A couple of minutes into the first movement, the work began to sound a little more contemporary than it was supposed to. When I looked at the oboe player’s face, it confirmed that the train had jumped the track. They had no idea where they were, and none of them were in the same location. After they finished, rather than leaving the stage, they asked the audience if they might play it again, so we could hear the work as it was meant to be.
It was a ballsy move. It would have been a lot easier to pretend all was well and leave the stage. The audience wouldn’t have known the difference. They’d never heard it before.
The group played it again, and the audience applauded. They lauded the composer and the musicians felt proud of their performance. I didn’t see it as a failure, but a success. The fact that they struggled made the performance that much more poignant.
Sometimes I treat life like a performance.
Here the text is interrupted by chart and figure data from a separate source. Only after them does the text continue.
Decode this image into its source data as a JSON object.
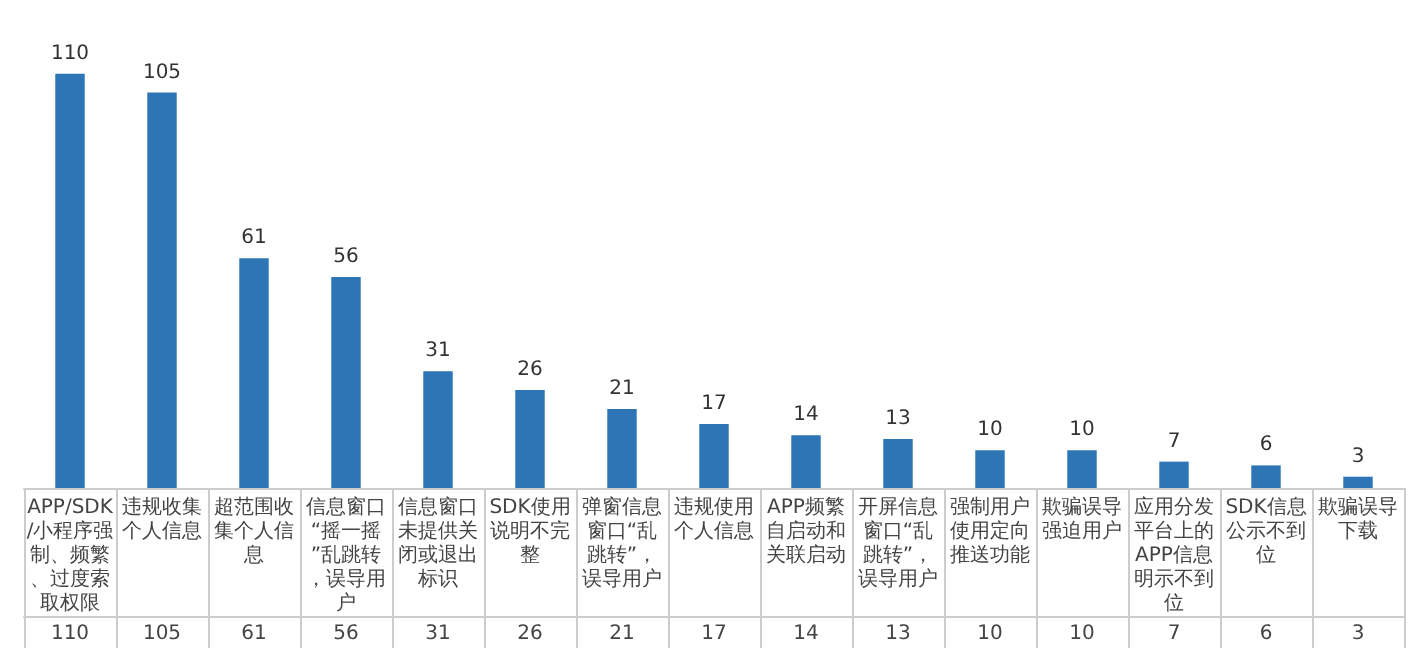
{
  "chart_data": {
    "type": "bar",
    "categories": [
      "APP/SDK/小程序强制、频繁、过度索取权限",
      "违规收集个人信息",
      "超范围收集个人信息",
      "信息窗口“摇一摇”乱跳转，误导用户",
      "信息窗口未提供关闭或退出标识",
      "SDK使用说明不完整",
      "弹窗信息窗口“乱跳转”，误导用户",
      "违规使用个人信息",
      "APP频繁自启动和关联启动",
      "开屏信息窗口“乱跳转”，误导用户",
      "强制用户使用定向推送功能",
      "欺骗误导强迫用户",
      "应用分发平台上的APP信息明示不到位",
      "SDK信息公示不到位",
      "欺骗误导下载"
    ],
    "values": [
      110,
      105,
      61,
      56,
      31,
      26,
      21,
      17,
      14,
      13,
      10,
      10,
      7,
      6,
      3
    ],
    "value_labels": [
      "110",
      "105",
      "61",
      "56",
      "31",
      "26",
      "21",
      "17",
      "14",
      "13",
      "10",
      "10",
      "7",
      "6",
      "3"
    ],
    "color": "#2e75b6",
    "data_labels": true,
    "grid": false
  }
}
I made a mistake? Just keep moving. That decision is done, the moment is over, and I can’t go back and ask for a second shot.
Or can I?
I won’t know if I don’t try. Perhaps the world is a more forgiving and accepting place than I believe. Maybe I can ask for patience and try again–to play my part the way it was intended to be.
My career as a writer has had many stops and starts. Sometimes I feel like the world is saying “Haven’t you been here before?” But maybe the world isn’t. Maybe it’s only me. So I begin again, and hope to find applause at the finish line, even if it’s only my own. To amend the saying, it’s not over until the diva sings, and I’m not close to done, so get some popcorn and settle in.